Whillock believes one of the main reasons for Oak Marsh’s success is the long-standing tenure of many key staff members. “We built this clubhouse in 1998, and that’s the same year that our Food and Beverage Director Krista Fahey came on board. Our Superintendent Brandon Gauster has worked at Oak Marsh for a decade. Krista and Brandon are not only very good at their jobs, they really get it when it comes to customer service and marketing,” Whillock said.

Friday Couples Events
Courting golfers for the long-term is ingrained into the Oak Marsh business plan. Oak Marsh features a number of loyalty programs for seniors, couples, and birthdays. The couples event is held on a single Friday night each month and has evolved into a popular social happening at Oak Marsh.

“This summer we have a Caddy Shack night in May, a Hawaiian night in June, a Wild West night in July, a Wine and Nine in August, and then we conclude with an Up Nort night in September. Prizes are awarded to the best dressed couple, and we usually feature a surprise that greets participants at each event,” Whillock said.

Oh Angie
Providing golf lessons has long been a favorite aspect of Whillock’s job. As his golf operations responsibilities have grown, Whillock has curtailed his instruction to a handful of long-standing pupils. The good news for Oak Marsh golfers is that the course is home to one of the top-teaching professionals in the state.

Angie Ause, a former player on the University of Minnesota Women’s Golf Team, was the 2013 LPGA Teacher of the Year for the Midwest Section. Angie’s goal after each lesson is for golfers to feel confident that they understand their game better and know what needs to be done to improve their game.

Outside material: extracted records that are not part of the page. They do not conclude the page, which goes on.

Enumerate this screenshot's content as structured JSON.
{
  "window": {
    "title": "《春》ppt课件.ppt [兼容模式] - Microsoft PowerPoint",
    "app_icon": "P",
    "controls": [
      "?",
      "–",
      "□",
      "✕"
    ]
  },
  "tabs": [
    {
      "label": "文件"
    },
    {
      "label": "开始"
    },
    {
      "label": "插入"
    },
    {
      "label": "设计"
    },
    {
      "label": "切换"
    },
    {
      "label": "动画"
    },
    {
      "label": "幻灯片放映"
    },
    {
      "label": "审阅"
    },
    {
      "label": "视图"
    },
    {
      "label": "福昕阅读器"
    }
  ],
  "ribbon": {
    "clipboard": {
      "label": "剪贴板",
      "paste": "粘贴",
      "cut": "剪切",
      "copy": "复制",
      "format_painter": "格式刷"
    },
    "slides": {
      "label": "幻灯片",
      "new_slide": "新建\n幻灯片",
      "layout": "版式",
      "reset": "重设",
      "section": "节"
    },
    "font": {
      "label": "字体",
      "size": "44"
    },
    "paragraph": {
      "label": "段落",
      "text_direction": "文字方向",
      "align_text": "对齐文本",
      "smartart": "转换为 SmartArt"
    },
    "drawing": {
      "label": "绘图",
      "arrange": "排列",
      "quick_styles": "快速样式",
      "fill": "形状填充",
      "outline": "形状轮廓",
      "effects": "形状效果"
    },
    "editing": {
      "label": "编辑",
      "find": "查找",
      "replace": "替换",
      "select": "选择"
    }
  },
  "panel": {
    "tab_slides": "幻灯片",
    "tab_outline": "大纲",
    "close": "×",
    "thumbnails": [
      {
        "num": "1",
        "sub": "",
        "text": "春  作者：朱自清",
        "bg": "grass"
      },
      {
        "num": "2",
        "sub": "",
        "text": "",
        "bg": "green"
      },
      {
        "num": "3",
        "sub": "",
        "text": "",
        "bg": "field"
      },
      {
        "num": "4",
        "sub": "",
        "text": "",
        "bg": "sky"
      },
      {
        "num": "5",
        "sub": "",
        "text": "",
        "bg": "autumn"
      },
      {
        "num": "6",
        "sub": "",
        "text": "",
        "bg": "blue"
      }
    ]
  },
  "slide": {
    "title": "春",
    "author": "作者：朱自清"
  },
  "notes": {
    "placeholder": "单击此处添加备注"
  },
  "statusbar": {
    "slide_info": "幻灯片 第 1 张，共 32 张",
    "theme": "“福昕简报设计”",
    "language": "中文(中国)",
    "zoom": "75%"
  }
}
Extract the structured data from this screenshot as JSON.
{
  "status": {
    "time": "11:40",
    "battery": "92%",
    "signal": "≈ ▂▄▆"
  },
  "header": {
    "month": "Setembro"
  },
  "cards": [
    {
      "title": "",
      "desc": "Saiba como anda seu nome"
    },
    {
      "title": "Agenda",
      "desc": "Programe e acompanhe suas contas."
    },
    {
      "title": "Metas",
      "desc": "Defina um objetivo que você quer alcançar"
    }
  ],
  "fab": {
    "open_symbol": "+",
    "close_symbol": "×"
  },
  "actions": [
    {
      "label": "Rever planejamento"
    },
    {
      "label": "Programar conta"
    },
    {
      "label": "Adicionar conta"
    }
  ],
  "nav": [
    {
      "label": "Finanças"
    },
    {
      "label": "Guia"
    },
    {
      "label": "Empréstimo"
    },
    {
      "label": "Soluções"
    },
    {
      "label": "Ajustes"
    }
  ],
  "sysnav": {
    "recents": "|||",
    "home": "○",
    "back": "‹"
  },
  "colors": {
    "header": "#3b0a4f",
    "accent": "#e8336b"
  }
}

As for the psychological aspect of the game, Whillock resorts to his literary secret weapon, a book that deals with the power of visualization. Whillock’s golf bible is David Cook’s Psychology of Tournament Golf. Whillock keeps a dozen copies of the book in the pro shop, and he’ll often reach for one when speaking with a golfer whose game could be elevated by concentrating on what they’ve done right, rather than dwelling on their mistakes.

What’s in a Name?
Whillock attributes much of Oak Marsh’s success, as well as his own, to long-time mentor Wendell Pittenger. “When Wendell first hired me, he shared a lesson I’ll never forget. Wendell encouraged me to learn as many of our golfer’s names as possible. Just like at Cheers, customers will come back if you remember their name,” Whillock said.

Visualization, recalling a name, and planting 3,500 trees are three secrets to Oak Marsh’s success. Those three secrets and 2,000 rounds in March should make 2015 one of the best golf seasons ever.